Everyone agrees that achieving inclusive growth is all about creating more jobs. The World Bank, in its most recent reports and prescriptions for the country, focuses on the need to foster an enabling environment for widespread creation of jobs. The problem is, not enough of these jobs have been forthcoming from large enterprises because various impediments to greater investment persist, not the least of which are the constitutional restrictions on foreign investments. There are also the traditional ones like inferior infrastructure and unstable rules and policies. Smaller enterprises ought to be filling in our jobs gap, especially because the cost of creating a job in the small enterprise sector is much smaller than that in the large enterprise sector. But as the figures cited above show, not enough of those jobs are coming from this direction.

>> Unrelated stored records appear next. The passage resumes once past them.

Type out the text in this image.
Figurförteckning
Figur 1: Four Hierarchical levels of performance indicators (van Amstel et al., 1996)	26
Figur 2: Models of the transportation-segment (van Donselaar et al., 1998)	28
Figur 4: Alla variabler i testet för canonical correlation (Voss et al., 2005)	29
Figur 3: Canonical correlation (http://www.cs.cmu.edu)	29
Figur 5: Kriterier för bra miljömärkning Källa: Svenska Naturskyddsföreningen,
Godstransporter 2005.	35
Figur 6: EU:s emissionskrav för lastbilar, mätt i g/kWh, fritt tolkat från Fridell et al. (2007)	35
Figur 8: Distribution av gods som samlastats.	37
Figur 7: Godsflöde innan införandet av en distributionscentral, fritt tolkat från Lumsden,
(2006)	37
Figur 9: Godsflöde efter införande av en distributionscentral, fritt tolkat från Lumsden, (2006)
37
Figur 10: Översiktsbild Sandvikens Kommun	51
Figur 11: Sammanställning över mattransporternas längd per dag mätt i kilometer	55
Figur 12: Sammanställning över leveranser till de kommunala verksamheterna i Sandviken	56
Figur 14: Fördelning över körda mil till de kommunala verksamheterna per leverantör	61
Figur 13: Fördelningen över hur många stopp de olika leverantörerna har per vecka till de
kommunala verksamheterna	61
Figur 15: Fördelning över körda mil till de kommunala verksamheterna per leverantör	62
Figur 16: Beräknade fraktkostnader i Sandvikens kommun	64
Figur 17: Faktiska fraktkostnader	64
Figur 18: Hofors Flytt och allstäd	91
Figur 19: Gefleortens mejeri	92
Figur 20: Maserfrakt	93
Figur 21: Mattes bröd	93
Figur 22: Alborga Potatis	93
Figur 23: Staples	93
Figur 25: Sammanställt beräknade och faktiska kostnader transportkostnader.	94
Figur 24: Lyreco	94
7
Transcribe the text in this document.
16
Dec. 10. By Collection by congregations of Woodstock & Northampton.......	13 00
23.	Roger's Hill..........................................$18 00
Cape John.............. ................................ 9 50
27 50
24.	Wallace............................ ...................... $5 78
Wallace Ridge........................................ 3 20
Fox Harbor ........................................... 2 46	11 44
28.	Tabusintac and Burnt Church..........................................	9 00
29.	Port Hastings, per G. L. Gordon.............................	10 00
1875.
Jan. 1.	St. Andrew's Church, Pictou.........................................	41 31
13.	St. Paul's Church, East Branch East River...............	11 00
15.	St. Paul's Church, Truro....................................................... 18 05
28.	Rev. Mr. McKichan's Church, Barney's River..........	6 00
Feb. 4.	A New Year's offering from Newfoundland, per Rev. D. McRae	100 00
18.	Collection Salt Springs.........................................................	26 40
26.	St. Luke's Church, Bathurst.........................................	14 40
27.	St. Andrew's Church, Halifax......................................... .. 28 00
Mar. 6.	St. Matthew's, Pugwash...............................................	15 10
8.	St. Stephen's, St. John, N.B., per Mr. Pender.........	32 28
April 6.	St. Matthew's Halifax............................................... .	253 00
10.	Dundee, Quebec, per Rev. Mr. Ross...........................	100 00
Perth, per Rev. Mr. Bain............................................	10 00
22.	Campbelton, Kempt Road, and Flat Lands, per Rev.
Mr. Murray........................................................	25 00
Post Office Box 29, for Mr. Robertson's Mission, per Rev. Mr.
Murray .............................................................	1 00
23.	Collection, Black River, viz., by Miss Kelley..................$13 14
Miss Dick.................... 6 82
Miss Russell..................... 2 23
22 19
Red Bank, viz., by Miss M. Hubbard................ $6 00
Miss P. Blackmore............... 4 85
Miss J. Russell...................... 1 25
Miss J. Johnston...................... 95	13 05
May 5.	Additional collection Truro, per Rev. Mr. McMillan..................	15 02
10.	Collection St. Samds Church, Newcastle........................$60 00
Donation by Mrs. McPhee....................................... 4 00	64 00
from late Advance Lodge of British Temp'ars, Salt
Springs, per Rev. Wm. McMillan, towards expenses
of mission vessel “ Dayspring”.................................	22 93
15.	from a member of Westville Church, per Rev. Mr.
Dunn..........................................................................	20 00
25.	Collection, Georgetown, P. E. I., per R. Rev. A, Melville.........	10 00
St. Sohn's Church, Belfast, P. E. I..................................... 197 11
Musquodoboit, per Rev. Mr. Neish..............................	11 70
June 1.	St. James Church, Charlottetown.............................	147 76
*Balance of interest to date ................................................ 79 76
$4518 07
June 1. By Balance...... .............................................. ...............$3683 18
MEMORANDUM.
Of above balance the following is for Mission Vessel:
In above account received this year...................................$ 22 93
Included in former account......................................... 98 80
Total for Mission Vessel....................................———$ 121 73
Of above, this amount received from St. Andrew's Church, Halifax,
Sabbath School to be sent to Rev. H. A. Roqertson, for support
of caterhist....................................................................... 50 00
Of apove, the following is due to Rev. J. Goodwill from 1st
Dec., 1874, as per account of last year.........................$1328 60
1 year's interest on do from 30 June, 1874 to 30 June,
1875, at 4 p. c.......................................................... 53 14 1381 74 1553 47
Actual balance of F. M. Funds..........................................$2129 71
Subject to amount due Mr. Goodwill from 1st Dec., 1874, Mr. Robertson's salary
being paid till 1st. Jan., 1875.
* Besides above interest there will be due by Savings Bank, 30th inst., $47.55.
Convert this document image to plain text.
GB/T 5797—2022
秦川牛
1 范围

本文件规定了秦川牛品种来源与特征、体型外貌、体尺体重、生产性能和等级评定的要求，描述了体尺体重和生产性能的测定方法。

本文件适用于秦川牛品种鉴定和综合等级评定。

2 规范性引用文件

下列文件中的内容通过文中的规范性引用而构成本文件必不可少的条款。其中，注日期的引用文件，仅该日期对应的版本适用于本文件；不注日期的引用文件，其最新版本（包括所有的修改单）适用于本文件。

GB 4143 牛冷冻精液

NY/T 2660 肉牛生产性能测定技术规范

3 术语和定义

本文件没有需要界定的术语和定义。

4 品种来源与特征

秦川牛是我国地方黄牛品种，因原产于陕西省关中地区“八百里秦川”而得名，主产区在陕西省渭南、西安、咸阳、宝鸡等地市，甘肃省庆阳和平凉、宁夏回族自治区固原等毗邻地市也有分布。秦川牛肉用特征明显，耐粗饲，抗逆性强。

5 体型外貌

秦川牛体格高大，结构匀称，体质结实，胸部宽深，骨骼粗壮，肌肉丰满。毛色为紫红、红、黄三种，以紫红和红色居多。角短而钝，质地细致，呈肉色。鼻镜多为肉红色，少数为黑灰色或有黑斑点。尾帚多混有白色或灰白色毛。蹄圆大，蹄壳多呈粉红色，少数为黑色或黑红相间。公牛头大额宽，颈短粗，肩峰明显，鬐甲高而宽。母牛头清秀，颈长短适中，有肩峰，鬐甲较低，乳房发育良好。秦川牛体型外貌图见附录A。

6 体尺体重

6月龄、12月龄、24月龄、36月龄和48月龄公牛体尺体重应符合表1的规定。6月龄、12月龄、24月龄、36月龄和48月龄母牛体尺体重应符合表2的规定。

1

There are several reasons why. Small businesses are typically starved of financing, and this has been more particularly so in the Philippines, where the big banks have traditionally preferred to deal with a few large clients than a large number of small ones. Small firms are also ill-equipped to keep up with improving technology, as in-house research and development, which large firms routinely provide resources for, is out of reach for a small business. I have witnessed how various tax and regulatory measures, including voluminous documentary requirements, have discouraged many a small entrepreneur from pursuing further business growth or, worse, led them to abandon it altogether. Small firms’ access to markets as well as to their inputs is hampered by infrastructure inadequacies, now exemplified daily by traffic congestion and slow Internet speeds.
Small firms’ access to inputs is also hampered by cumbersome trade regulations that make externally sourcing them unattractive, even when such inputs are in limited supplies locally, or much cheaper abroad. The Bureau of Customs released in the past year a comprehensive inventory of all clearances, licenses and permits required by some 50 government agencies before one can import certain products. It turns out that there are more than 7,000 of such regulated products, many of which are subject to multiple clearances that either duplicate or overlap, while some regulations have long outlived their purpose, and are therefore unnecessary.
We will also need our small firms to band together through various forms of clustering, if they are to be better integrated into international trade. Export orders invariably involve large volumes that no single small enterprise can readily meet. But our entrepreneurs need to be helped in shedding the “kanya-kanya” (individualistic) mind-set to tap the opportunities of international trade.
The challenges of small business in this country are manifold and daunting, and it will take nothing less than a well-orchestrated effort to unleash the great potential of MSMEs to participate more in our economy’s growth, and spread benefits therefrom much more widely. Sadly, government efforts on this remain largely fragmented and leaderless—and we will need to fix this. But this will have to be the subject of another article.